I know you can annotate words in intent examples with an entity, e.g.:

intent: add.drink
- examples: |
  - can I get a [small](drink.size) [latte](drink.type)

But adding (at least) 1 example for every value of every entity in my database would make the NLU file huge!

Is it possible to define entity values elsewhere, thereby making the NLU file (c)leaner?

Things I have tried but to no avail:

Lookup tables:

- lookup: drink.size
  examples: |
    - small
    - medium
    - large

Categorical slots:

slots:
  drink.size:
    type: categorical
    influence_conversation: true
    values:
    - small
    - medium
    - large

My pipeline:

pipeline:
  - name: WhitespaceTokenizer
  - name: RegexFeaturizer
  - name: DIETClassifier
    epochs: 100
    constrain_similarities: true
  - name: RegexEntityExtractor
    case_sensitive: false
    use_lookup_tables: true
    use_regexes: true
    use_word_boundaries: true
1 Like

How did you implement look-up tables and categorial slots?

1 Like

As above really. Lookup tables in data/nlu.yml and categorical slots in domain.yml.

1 Like

If your goal is to make the NLU files smaller/cleaner, you could implement your own custom slot type (see: https://rasa.com/docs/rasa/domain#custom-slot-types) which you would write in python and which would enable you to upload a lookup table as a text file instead of dumping the whole thing in your domain file.

Alternatively, you can break your domain file down into several:

The domain can be defined as a single YAML file or split across multiple files in a directory. (See Domain)

Finally, you do not really need to set at least one example for every value. Most likely using a pertained language model for entity extraction will help pick these small nuances up. Another thing you could do to avoid having examples for every single thing sprinkled across your training data is to use synonyms (see here: https://rasa.com/docs/rasa/nlu-training-data#synonyms).

2 Likes

Thanks for all the ideas. Much appreciated! Let me comment on each:

you could implement your own custom slot type (see: Domain)

This looks like a cool feature, but also too cool (aka overkill) for what I’m trying to achieve. All I really need is that Rasa matches something from a fixed set of possibilities, which is why the lookup table approach without custom code, i.e. only via yaml files, seems more attractive: it’s simpler to understand/maintain and should do the trick.

Alternatively, you can break your domain file down into several:

I suppose you meant to break down my “nlu” file? That’s where (I believe) one would annotate tokens with entity types. The size of the file is a concern, but I am actually more concerned with having to make up (or repeat) intent examples, just to squeeze in a new value for an entity type.

Most likely using a pertained language model for entity extraction will help pick these small nuances up.

I am building a system for a real client, who is not very keen on error margins =) Which is why (again) a lookup table approach is more desirable, because it guarantees matching.
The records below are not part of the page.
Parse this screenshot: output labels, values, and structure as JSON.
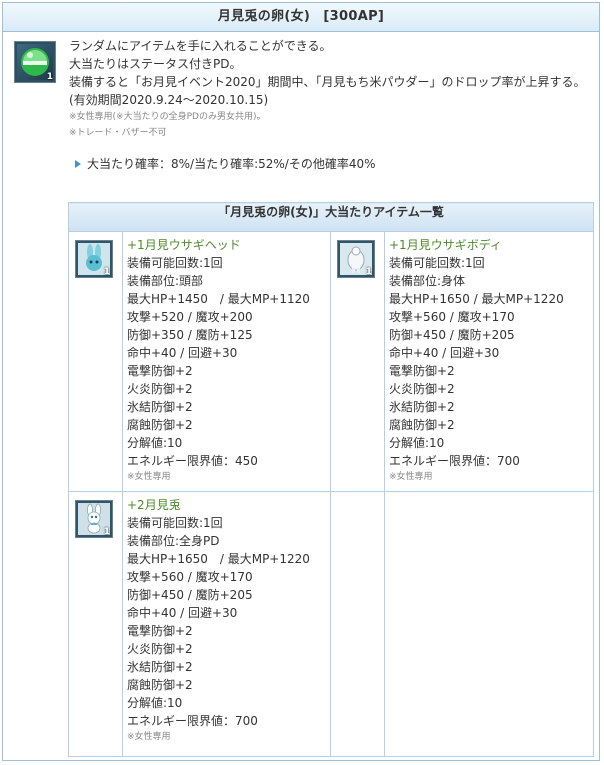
{
  "header": {
    "title": "月見兎の卵(女)　[300AP]"
  },
  "item": {
    "qty": "1"
  },
  "description": {
    "lines": [
      "ランダムにアイテムを手に入れることができる。",
      "大当たりはステータス付きPD。",
      "装備すると「お月見イベント2020」期間中、「月見もち米パウダー」のドロップ率が上昇する。",
      "(有効期間2020.9.24～2020.10.15)"
    ],
    "notes": [
      "※女性専用(※大当たりの全身PDのみ男女共用)。",
      "※トレード・バザー不可"
    ]
  },
  "rates": "大当たり確率：8%/当たり確率:52%/その他確率40%",
  "table": {
    "title": "「月見兎の卵(女)」大当たりアイテム一覧",
    "items": [
      {
        "qty": "1",
        "name": "+1月見ウサギヘッド",
        "lines": [
          "装備可能回数:1回",
          "装備部位:頭部",
          "最大HP+1450　/ 最大MP+1120",
          "攻撃+520 / 魔攻+200",
          "防御+350 / 魔防+125",
          "命中+40 / 回避+30",
          "電撃防御+2",
          "火炎防御+2",
          "氷結防御+2",
          "腐蝕防御+2",
          "分解値:10",
          "エネルギー限界値：450"
        ],
        "note": "※女性専用"
      },
      {
        "qty": "1",
        "name": "+1月見ウサギボディ",
        "lines": [
          "装備可能回数:1回",
          "装備部位:身体",
          "最大HP+1650 / 最大MP+1220",
          "攻撃+560 / 魔攻+170",
          "防御+450 / 魔防+205",
          "命中+40 / 回避+30",
          "電撃防御+2",
          "火炎防御+2",
          "氷結防御+2",
          "腐蝕防御+2",
          "分解値:10",
          "エネルギー限界値：700"
        ],
        "note": "※女性専用"
      },
      {
        "qty": "1",
        "name": "+2月見兎",
        "lines": [
          "装備可能回数:1回",
          "装備部位:全身PD",
          "最大HP+1650　/ 最大MP+1220",
          "攻撃+560 / 魔攻+170",
          "防御+450 / 魔防+205",
          "命中+40 / 回避+30",
          "電撃防御+2",
          "火炎防御+2",
          "氷結防御+2",
          "腐蝕防御+2",
          "分解値:10",
          "エネルギー限界値：700"
        ],
        "note": "※女性専用"
      }
    ]
  }
}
A LM would be an interesting approach I’d think for wrong spellings/transcriptions, but maybe Fuzzy Matching takes care of that? In any case, wrong spellings/transcriptions is a problem for v 2.0 =)
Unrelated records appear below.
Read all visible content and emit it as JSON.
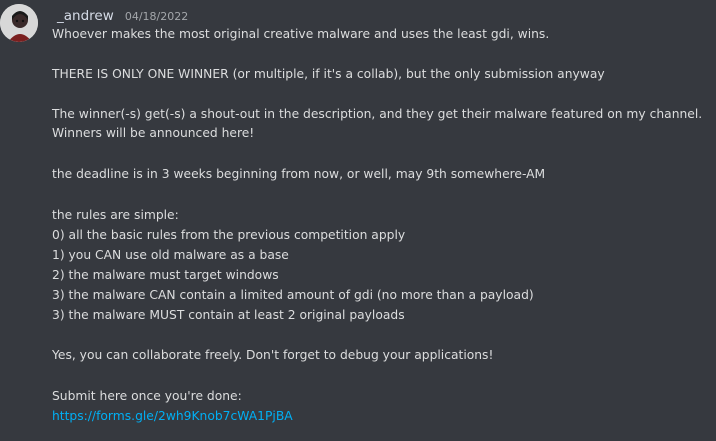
{
  "message": {
    "author": "_andrew",
    "timestamp": "04/18/2022",
    "avatar_icon": "user-avatar",
    "lines": [
      "Whoever makes the most original creative malware and uses the least gdi, wins.",
      "THERE IS ONLY ONE WINNER (or multiple, if it's a collab), but the only submission anyway",
      "The winner(-s) get(-s) a shout-out in the description, and they get their malware featured on my channel.",
      "Winners will be announced here!",
      "the deadline is in 3 weeks beginning from now, or well, may 9th somewhere-AM",
      "the rules are simple:",
      "0) all the basic rules from the previous competition apply",
      "1) you CAN use old malware as a base",
      "2) the malware must target windows",
      "3) the malware CAN contain a limited amount of gdi (no more than a payload)",
      "3) the malware MUST contain at least 2 original payloads",
      "Yes, you can collaborate freely. Don't forget to debug your applications!",
      "Submit here once you're done:"
    ],
    "link": "https://forms.gle/2wh9Knob7cWA1PjBA"
  },
  "colors": {
    "background": "#36393f",
    "text": "#dcddde",
    "username": "#d5dbe6",
    "timestamp": "#a3a6aa",
    "link": "#00aff4"
  }
}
Another thing you could do to avoid having examples for every single thing sprinkled across your training data is to use synonyms

Ah, better not =) I do need synonyms but in the true sense of the word, not as a workaround. My list of entities will have a, b, c… which in turn should map to their respective synonyms, a1, a2, a3, b1, b2, b3…
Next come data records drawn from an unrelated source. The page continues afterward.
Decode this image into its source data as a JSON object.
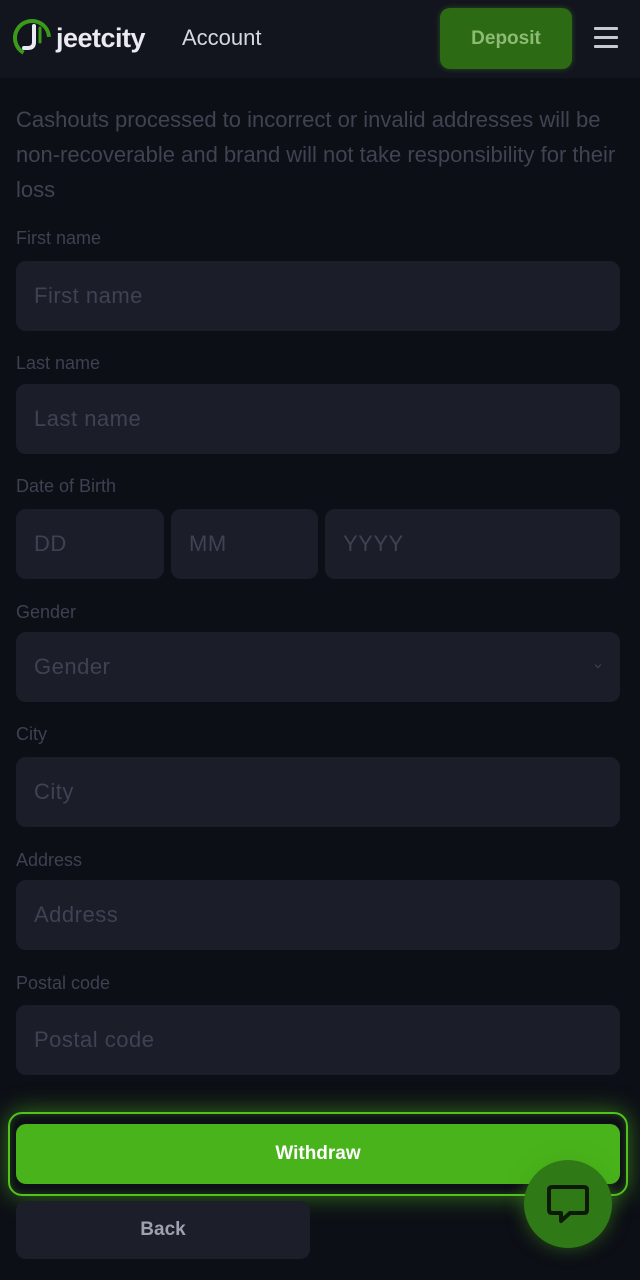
{
  "header": {
    "brand": "jeetcity",
    "section_title": "Account",
    "deposit_label": "Deposit",
    "menu_icon": "hamburger-icon"
  },
  "notice": "Cashouts processed to incorrect or invalid addresses will be non-recoverable and brand will not take responsibility for their loss",
  "form": {
    "first_name": {
      "label": "First name",
      "placeholder": "First name",
      "value": ""
    },
    "last_name": {
      "label": "Last name",
      "placeholder": "Last name",
      "value": ""
    },
    "dob": {
      "label": "Date of Birth",
      "day_placeholder": "DD",
      "month_placeholder": "MM",
      "year_placeholder": "YYYY"
    },
    "gender": {
      "label": "Gender",
      "selected": "Gender"
    },
    "city": {
      "label": "City",
      "placeholder": "City",
      "value": ""
    },
    "address": {
      "label": "Address",
      "placeholder": "Address",
      "value": ""
    },
    "postal_code": {
      "label": "Postal code",
      "placeholder": "Postal code",
      "value": ""
    }
  },
  "actions": {
    "withdraw_label": "Withdraw",
    "back_label": "Back",
    "chat_icon": "chat-icon"
  },
  "colors": {
    "accent_green": "#48b31a",
    "background": "#0d0f16",
    "field_bg": "#1b1d29"
  }
}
That all being said, I finally got it to work with a small modification to my initial setup. Will post the solution below.

Got it work with almost the same setup as before:

Lookup tables in nlu.yml:

- lookup: drink.size
  examples: |
    - small
    - medium
    - large

No categorical slots in domain.yml; my slots are now what they should be: text, list, etc.

And removed the DIET classifier from the pipeline in config.yml:

pipeline:
- name: WhitespaceTokenizer
- name: RegexFeaturizer
- name: RegexEntityExtractor
  case_sensitive: false
  use_lookup_tables: true
  use_regexes: true
  use_word_boundaries: true

Apparently one can also extract the lookup table to a text file (as per this tutorial at 42:16), but I haven’t tried that yet.